Poll: Public wants ruling by election,
A majority of Israelis (54%) want Attorney-General Avichai Mandelblit to decide and publicly announce his decision on whether or not to indict Prime Minister Benjamin Netanyahu before the April 9 election, according to the monthly Peace Index poll released on Thursday.
The poll, which is sponsored by the Israel Democracy Institute and Tel Aviv University, found that 34% of Israelis believe Mandelblit must wait until after the elections, because announcing a decision before would constitute interference in the proper electoral process. Those declining to answer or saying they did not know were 11.6%.
When asked why Netanyahu advanced the election, which was supposed to take place in November, 39.2% said he wanted the race to take place before the attorney-general announces his decision on whether to indict him.
Some 23.8% of respondents said that a government based on a coalition of only 61 Knesset members cannot function properly, while 24.7% said both to the same extent, 4.3% said neither and 8.1% said they did not know or declined to answer.
Asked to grade the outgoing Netanyahu government’s performance on key issues, 71.6% said it did well in conducting Israel’s foreign relations, 64.2% said it did well in ensuring Israel’s security and 49.3% gave it high grades in ensuring the country’s economic stability.
But only 29.5% said it did well in strengthening trust between people and their leader, just 27.1% said the government did well in reducing socioeconomic gaps and only 19.4% said it did a good job reduced the cost of living.
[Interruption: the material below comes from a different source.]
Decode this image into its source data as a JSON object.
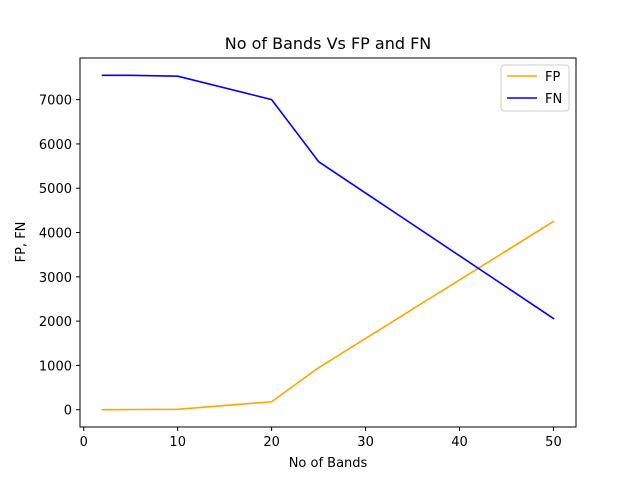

Some 64% of Israelis want either a right- or centerright-wing government (73% of Jewish Israelis and 21% of Arab Israelis), while 69% of Israelis (65% of Jewish Israelis and 86% of Arab Israelis) do not want the ultra-Orthodox parties to be part of the next government.
The survey was conducted by telephone and on the Internet on January 2-3, 2019, by the Midgam Research Institute. The survey included 600 respondents, who constitute a representative national sample of the adult population of Israel aged 18 and over. The maximum measurement error for the entire sample is ±4.1%.